Vivimos una crisis de proyectos. La enorme caída de la economía global que viene produciéndose al menos desde 2008, no encuentra en las élites gobernantes una propuesta de salida medianamente plausible. Se trata de un incremento de lo que el sociólogo alemán Wolfgang Streeck llama los tres jinetes apocalípticos del capitalismo contemporáneo: estancamiento, deuda, desigualdad. Todo ello en el marco de una disolución cada vez más clara del viejo vínculo entre capitalismo y democracia que en el siglo XX alcanzara especial brillo en el periodo keynesiano. Efectivamente, se siguen celebrando elecciones, en muchos lugares se respetan los derechos de los opositores y hay permisividad a la expresión en medios de comunicación, pero mientras se expande el régimen neoliberal, el problema del reparto de la riqueza se elitiza y se vuelve cada vez más carne de especialistas y menos de acción colectiva. La suerte de millones y millones de personas depende cada vez más de las decisiones de ejecutivos de bancos centrales y ministros que actúan en espacios impenetrables. Bajo el neoliberalismo, en suma, la democracia se vuelve cada vez más ficticia y goza de una decreciente legitimidad.

Ante un contexto nacional en que esa realidad se expresa con especial claridad, el Frente Amplio busca su sentido histórico en el quiebre y salida del ciclo histórico neoliberal. Pero aceptar ese desafío implica aceptar una fuerte interpelación a nuestra capacidad proyectiva y nuestro desarrollo intelectual. Y más, a la realidad social que terminaremos expresando, que en definitiva dibujará los bordes y la orientación de nuestros contenidos programáticos.
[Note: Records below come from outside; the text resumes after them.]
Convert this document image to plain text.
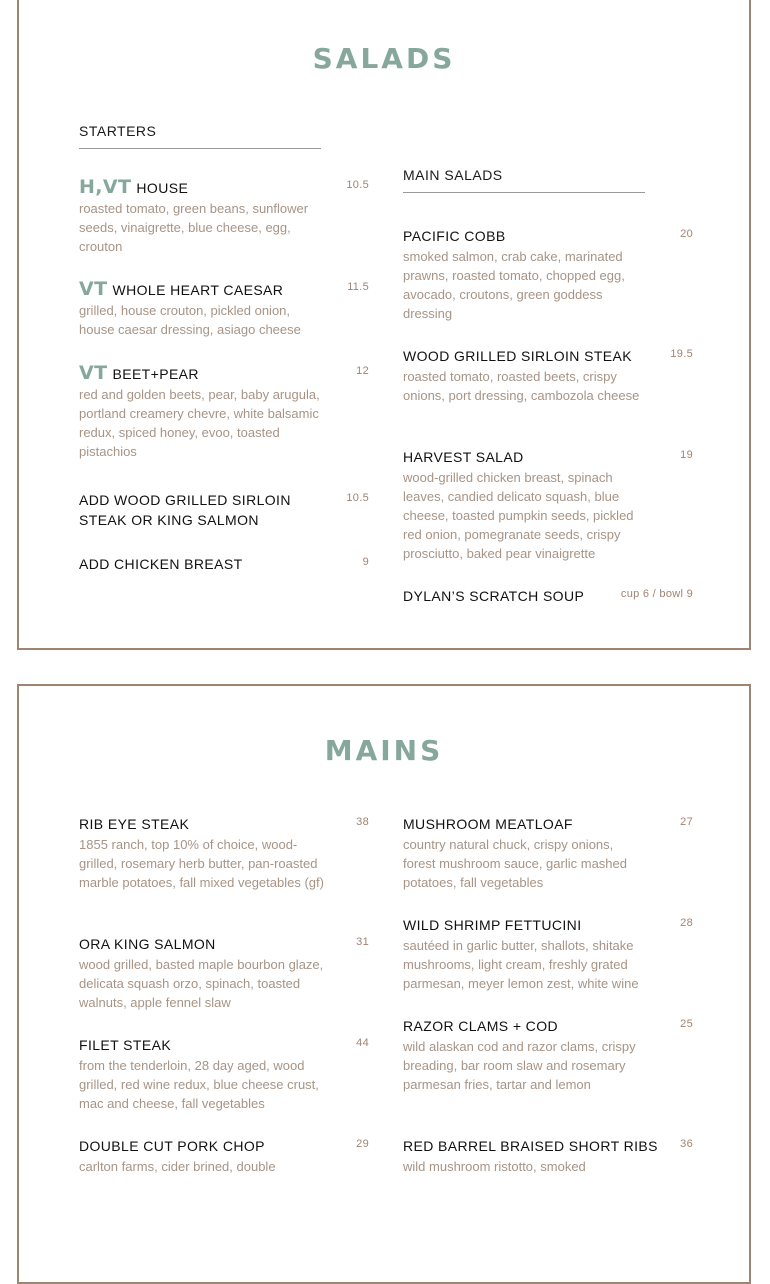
SALADS
STARTERS
H,VT HOUSE
roasted tomato, green beans, sunflower seeds, vinaigrette, blue cheese, egg, crouton
10.5
VT WHOLE HEART CAESAR
grilled, house crouton, pickled onion, house caesar dressing, asiago cheese
11.5
VT BEET+PEAR
red and golden beets, pear, baby arugula, portland creamery chevre, white balsamic redux, spiced honey, evoo, toasted pistachios
12
ADD WOOD GRILLED SIRLOIN STEAK OR KING SALMON
10.5
ADD CHICKEN BREAST	9
MAIN SALADS
PACIFIC COBB
smoked salmon, crab cake, marinated prawns, roasted tomato, chopped egg, avocado, croutons, green goddess dressing
20
WOOD GRILLED SIRLOIN STEAK
roasted tomato, roasted beets, crispy onions, port dressing, cambozola cheese
19.5
HARVEST SALAD
wood-grilled chicken breast, spinach leaves, candied delicato squash, blue cheese, toasted pumpkin seeds, pickled red onion, pomegranate seeds, crispy prosciutto, baked pear vinaigrette
19
DYLAN’S SCRATCH SOUP	cup 6 / bowl 9
MAINS
RIB EYE STEAK
1855 ranch, top 10% of choice, wood-grilled, rosemary herb butter, pan-roasted marble potatoes, fall mixed vegetables (gf)
38
ORA KING SALMON
wood grilled, basted maple bourbon glaze, delicata squash orzo, spinach, toasted walnuts, apple fennel slaw
31
FILET STEAK
from the tenderloin, 28 day aged, wood grilled, red wine redux, blue cheese crust, mac and cheese, fall vegetables
44
DOUBLE CUT PORK CHOP
carlton farms, cider brined, double
29
MUSHROOM MEATLOAF
country natural chuck, crispy onions, forest mushroom sauce, garlic mashed potatoes, fall vegetables
27
WILD SHRIMP FETTUCINI
sautéed in garlic butter, shallots, shitake mushrooms, light cream, freshly grated parmesan, meyer lemon zest, white wine
28
RAZOR CLAMS + COD
wild alaskan cod and razor clams, crispy breading, bar room slaw and rosemary parmesan fries, tartar and lemon
25
RED BARREL BRAISED SHORT RIBS
wild mushroom ristotto, smoked
36
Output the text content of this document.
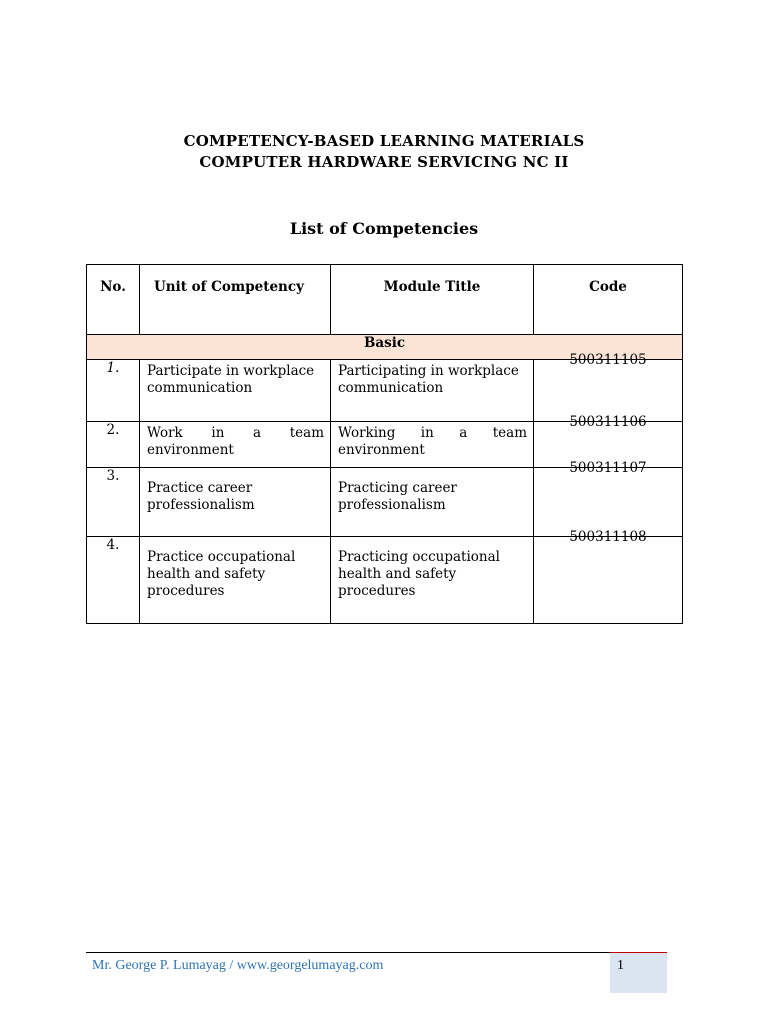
COMPETENCY-BASED LEARNING MATERIALS
COMPUTER HARDWARE SERVICING NC II
List of Competencies
No.	Unit of Competency	Module Title	Code
Basic			
1.	Participate in workplace communication	Participating in workplace communication	500311105

2.	Work in a team environment	Working in a team environment	500311106

3.	Practice career professionalism	Practicing career professionalism	500311107

4.	Practice occupational health and safety procedures	Practicing occupational health and safety procedures	500311108
Mr. George P. Lumayag / www.georgelumayag.com	1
En términos de lo segundo, la votación en las pasadas primarias nos pone como desafío a un amplio sujeto social: esa franja construida por el neoliberalismo bajo la expectativa de un mejoramiento de la situación económica personal, cuyos antecedentes se encuentran en sectores populares tradicionales, que sin embargo ya no se reconocen en ellos, y que expresan identidades típicamente neoliberales: el emprendedor, el empresario de sí mismo que vive la vida como una carrera ascensional permanente. Nuestra hipótesis es que el Frente Amplio convoca poco allí, y que por más que en esos sectores se encuentren altos niveles de frustración y decepción con las promesas del modelo, no los atraen los nuevos liderazgos políticos, provenientes de segmentos medio altos tradicionales, que dirigieron las movilizaciones del 2011 y 2012. De modo que no es cuestión que se resuelva con estrategias comunicacionales. El problema exige persistir en la lectura de la transformación operada desde los años 70, que nos conduzca a un cierto perfil de los sujetos actuales (lo que solo se logra, de paso, estudiando, pero sobre todo conviviendo allí), lectura inevitablemente realizada a partir de las alianzas sociales, los entornos culturales y las confluencias políticas que engrosen el Frente Amplio.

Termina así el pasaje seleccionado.